16 killed in fiery bus crash on Italian highway
ROME (AP) - A bus carrying Hungarian school students home from a skiing trip to France slammed into a highway barrier in northern Italy and caught fire, killing at least 16 people, police said Saturday. Thirty-nine people reportedly survived, though some were seriously injured. Sixteen badly burned bodies were pulled from the wreckage. Of the 39 survivors, 26 were injured, some seriously, said police commander Girolamo Lacquaniti. "One passenger is currently in an induced coma and in life-threatening condition," Hungarian Foreign Minister Szijjarto told reporters in Budapest. No other vehicles were involved in the crash, and it wasn't clear why the bus crashed into the overpass support column on the highway near Verona just before midnight, Lacquaniti said.

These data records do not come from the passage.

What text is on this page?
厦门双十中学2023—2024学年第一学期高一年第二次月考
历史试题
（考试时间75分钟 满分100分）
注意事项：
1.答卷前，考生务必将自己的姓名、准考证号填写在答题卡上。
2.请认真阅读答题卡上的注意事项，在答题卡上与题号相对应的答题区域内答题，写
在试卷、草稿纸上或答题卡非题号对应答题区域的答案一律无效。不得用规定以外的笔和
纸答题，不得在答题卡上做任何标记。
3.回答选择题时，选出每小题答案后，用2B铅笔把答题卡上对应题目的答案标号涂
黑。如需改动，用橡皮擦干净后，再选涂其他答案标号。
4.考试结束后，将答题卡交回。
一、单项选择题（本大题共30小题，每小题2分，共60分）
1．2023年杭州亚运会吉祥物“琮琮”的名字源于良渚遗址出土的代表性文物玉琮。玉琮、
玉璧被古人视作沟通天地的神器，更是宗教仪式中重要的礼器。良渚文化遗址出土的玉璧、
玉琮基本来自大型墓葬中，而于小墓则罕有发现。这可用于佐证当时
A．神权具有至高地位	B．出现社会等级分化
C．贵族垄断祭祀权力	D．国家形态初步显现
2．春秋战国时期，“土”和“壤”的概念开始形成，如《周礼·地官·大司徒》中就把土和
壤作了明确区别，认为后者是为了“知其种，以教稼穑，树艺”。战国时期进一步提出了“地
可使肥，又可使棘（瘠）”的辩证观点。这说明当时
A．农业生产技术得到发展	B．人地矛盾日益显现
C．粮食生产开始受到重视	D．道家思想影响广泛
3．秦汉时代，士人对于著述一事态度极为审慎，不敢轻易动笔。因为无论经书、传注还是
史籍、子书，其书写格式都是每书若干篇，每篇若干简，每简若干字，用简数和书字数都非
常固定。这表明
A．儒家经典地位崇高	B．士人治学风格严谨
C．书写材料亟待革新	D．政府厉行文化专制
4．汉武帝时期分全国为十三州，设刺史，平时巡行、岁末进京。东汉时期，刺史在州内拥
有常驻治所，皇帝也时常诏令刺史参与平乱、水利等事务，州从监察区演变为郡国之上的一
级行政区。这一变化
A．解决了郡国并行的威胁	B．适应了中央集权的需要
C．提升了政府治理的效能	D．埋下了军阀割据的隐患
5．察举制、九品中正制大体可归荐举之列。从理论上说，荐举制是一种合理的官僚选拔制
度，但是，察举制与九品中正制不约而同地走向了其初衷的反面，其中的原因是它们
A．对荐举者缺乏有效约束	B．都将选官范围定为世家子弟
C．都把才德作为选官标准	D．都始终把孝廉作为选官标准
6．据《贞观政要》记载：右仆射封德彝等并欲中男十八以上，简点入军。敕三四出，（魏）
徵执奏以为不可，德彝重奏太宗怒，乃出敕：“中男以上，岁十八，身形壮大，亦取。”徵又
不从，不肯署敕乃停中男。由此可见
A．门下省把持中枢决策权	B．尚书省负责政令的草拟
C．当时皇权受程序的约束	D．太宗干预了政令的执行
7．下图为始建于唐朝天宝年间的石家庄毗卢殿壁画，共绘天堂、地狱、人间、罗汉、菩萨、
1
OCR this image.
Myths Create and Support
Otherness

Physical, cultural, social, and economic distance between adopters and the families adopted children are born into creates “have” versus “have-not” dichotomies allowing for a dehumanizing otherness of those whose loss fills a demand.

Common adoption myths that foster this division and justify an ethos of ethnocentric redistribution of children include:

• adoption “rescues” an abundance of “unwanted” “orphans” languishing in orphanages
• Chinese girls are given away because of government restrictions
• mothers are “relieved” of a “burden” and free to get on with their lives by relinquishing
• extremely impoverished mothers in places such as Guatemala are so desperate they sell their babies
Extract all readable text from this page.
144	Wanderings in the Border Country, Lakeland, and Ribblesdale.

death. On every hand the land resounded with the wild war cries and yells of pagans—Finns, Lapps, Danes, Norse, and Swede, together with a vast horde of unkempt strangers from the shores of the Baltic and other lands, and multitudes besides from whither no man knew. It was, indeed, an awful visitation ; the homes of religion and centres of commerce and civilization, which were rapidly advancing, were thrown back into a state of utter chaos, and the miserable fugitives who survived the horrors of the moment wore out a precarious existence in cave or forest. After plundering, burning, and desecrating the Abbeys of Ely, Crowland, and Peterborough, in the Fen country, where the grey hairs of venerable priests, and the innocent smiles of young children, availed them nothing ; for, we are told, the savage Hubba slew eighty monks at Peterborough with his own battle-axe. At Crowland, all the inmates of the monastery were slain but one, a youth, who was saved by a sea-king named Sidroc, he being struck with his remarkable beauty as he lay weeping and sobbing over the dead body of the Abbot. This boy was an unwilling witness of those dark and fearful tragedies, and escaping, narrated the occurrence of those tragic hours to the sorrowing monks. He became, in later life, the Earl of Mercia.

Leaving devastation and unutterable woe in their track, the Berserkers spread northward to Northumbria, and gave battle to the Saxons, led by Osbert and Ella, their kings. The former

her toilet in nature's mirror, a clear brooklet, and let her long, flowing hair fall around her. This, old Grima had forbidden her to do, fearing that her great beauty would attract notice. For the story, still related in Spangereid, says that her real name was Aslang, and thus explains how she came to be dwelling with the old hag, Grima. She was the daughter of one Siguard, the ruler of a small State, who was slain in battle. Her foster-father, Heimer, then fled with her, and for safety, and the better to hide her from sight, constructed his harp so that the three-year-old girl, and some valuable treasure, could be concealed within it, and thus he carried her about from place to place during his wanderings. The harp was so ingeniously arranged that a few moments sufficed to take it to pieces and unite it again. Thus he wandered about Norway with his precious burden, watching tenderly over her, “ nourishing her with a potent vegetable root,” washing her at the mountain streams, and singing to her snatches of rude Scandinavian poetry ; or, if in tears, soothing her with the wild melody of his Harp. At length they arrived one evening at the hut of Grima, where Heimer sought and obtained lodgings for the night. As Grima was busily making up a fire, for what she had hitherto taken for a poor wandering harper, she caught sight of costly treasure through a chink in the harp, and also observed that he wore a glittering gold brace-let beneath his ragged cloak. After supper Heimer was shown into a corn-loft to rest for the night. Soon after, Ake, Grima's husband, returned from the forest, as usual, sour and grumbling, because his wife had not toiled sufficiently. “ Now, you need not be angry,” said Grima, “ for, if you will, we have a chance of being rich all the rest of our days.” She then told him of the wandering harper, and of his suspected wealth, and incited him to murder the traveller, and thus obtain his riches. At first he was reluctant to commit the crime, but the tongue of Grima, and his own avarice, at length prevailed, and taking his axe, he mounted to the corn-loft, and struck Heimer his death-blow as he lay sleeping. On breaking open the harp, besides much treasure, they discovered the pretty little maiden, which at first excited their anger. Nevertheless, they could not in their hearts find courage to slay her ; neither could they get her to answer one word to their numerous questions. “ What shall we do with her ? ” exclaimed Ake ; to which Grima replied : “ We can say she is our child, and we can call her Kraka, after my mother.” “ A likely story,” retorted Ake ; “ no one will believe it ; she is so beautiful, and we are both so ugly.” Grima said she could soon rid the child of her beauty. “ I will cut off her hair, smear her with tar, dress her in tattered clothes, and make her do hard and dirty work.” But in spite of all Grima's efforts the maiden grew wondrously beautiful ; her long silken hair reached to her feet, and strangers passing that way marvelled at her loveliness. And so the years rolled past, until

Gambian activists urge justice as longtime leader steps down
BANJUL, Gambia (AP) - As Gambia's defeated authoritarian ruler prepares to leave the country, human rights activists demand that he be held accountable for alleged abuses. Yahya Jammeh announced early Saturday he will cede power, after hours of last-ditch talks with regional leaders and the threat that a regional military force would forcibly remove him. No date has been set for the return of Gambian President Adama Barrow, who beat Jammeh in last month's election and who was sworn into office Thursday in neighboring Senegal, where he was for his safety. "The rule of fear" in Gambia had ended with Jammeh's rule, said Barrow late Friday.

Kickers for final 4 NFL playoff teams each have leg up
GREEN BAY, Wis. (AP) - Touchdowns are always nice, but clutch kickers are welcome security blankets for NFL offenses, especially in the playoffs. Three of the four teams left in the postseason have seasoned veterans. And the fourth team, the Pittsburgh Steelers, has a kicker who booted a league playoff-record six field goals last week in Kansas City. Talk about getting a leg up on the competition. "He's pretty smooth. Nothing really puts him off," said Steelers punter Jordan Berry, the holder for kicker Chris Boswell. A second-year player, Boswell already has postseason pedigree. He won Pittsburgh's wild-card game last season against the Cincinnati Bengals with a 35-yard field goal with 14 seconds left, one of four successful tries in that game.

1 wounded in school shooting, 'could have been much worse'
WEST LIBERTY, Ohio (AP) - A school shooting that left one student hospitalized and others scrambling out classroom windows could have been far worse if not for the heroics of staff members who stopped the shooter and had him pinned down when police arrived, authorities said. The shooter, a 17-year-old senior, used a shotgun and intended to harm more than the student who was hit, Champaign County Sheriff Matthew Melvin said. The shooter was in custody facing a preliminary charge of felonious assault, with an initial hearing scheduled Monday, authorities said. "As tragic as this situation is, we are very, very fortunate," prosecutor Kevin Talebi said.